Weak mayor can be strong leaderPublished 12:02am Wednesday, April 18, 2012
A simple fact that presumably governs the City of Natchez isn’t a fact at all. It’s only a matter of opinion.
Those who pay any attention to local government have heard it before, but it’s not a concept the majority will ever spend time trying to comprehend.
The City of Natchez has a strong board of aldermen, weak mayor form of government.
It’s true, but that doesn’t make it a fact.
Yes, in Natchez it is the six aldermen who — on paper and often in reality — hold all the power.
In order for the city to do anything — pave a road, amend the budget, hire a police chief or build a recreation complex — one alderman must make a motion, another must second the motion and at least three aldermen must cast a vote in favor of the motion.
If four or more aldermen are either for or against a motion, the mayor of Natchez gets no vote.
Only when there is a 3-3 tie among the aldermen does the mayor get any say-so in the matter.
Ties are the rarity, so most often, the mayor has no actual say in how the city he governs is run.
Or does he?
It depends entirely on how you look at it.
Talk to the candidates in the May 1 primary election for aldermen and mayor, and you’ll soon realize weak mayor/strong board is a matter of opinion.

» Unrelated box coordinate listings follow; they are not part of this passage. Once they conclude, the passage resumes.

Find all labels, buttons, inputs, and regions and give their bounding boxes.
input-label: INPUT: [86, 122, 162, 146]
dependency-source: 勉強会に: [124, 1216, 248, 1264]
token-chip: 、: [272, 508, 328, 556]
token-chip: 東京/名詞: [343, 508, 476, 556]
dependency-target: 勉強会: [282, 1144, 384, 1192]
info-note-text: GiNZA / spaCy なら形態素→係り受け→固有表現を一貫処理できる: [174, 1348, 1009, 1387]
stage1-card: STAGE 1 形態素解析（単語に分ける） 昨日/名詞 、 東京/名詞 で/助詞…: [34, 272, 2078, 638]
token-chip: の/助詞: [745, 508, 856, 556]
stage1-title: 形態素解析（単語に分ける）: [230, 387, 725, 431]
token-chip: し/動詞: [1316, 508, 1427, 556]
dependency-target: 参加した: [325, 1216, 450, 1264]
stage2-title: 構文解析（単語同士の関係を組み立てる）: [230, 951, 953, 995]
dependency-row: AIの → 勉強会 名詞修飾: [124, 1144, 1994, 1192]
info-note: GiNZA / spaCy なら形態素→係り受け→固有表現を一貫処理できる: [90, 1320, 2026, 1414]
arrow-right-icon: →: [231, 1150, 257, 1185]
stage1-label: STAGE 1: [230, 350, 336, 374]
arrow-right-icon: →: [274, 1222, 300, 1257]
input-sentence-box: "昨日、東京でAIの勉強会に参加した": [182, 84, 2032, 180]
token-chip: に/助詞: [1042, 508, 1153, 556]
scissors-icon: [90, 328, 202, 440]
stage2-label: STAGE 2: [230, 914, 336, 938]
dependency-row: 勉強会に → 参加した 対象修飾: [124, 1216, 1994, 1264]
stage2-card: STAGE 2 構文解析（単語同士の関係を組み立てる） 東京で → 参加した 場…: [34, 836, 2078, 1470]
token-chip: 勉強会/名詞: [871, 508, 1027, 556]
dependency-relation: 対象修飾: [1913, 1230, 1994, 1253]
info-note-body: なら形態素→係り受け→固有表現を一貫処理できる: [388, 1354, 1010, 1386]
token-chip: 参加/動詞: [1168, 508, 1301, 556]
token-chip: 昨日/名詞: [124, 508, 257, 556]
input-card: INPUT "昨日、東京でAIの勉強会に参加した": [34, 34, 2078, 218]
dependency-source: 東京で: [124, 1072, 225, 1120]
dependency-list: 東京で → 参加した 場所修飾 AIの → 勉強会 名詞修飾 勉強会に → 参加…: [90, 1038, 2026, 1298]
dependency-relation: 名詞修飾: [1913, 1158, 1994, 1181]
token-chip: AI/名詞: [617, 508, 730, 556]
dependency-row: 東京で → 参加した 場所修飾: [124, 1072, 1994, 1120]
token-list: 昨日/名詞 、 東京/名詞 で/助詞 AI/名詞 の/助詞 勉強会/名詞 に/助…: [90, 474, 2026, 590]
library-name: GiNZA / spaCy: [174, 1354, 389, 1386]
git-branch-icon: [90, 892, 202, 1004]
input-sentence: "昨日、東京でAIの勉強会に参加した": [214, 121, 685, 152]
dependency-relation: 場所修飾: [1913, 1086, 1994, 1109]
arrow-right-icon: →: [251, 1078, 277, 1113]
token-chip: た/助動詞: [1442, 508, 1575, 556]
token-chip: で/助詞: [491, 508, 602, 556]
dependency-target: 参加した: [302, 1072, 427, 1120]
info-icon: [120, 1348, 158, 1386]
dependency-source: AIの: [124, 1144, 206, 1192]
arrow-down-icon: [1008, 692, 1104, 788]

It has a textbook definition, but the man or woman who fills the mayor’s chair takes the matter out of the textbook and into the real world.
Even longtime aldermen are quick to admit that the mayor of Natchez can get things done if he wants to do so.
Each alderman has a vote, but a mayor who builds consensus can have six votes.
There’s more than one way to skin a cat, and Natchez voters ultimately have five different options on the ballots this spring.
As you, the voter, are talking with candidates, attending forums and reading push cards and advertisements, two questions should be the most important.
First, does the candidate for mayor have ideas that you support?
Second, can he build the consensus needed to make his ideas a reality?
If you can answer “yes” to both questions in reference to one candidate, you know where your vote should go.
Forget the textbook; this is real life. Weak and strong are adjectives that describe people, not pre-defined forms of government.
Natchez can have a strong mayor and strong board of aldermen, a strong mayor and weak board, a weak mayor and strong board or a weak mayor and weak board.
The choice is yours, and the answer has not already been defined. And that’s a fact.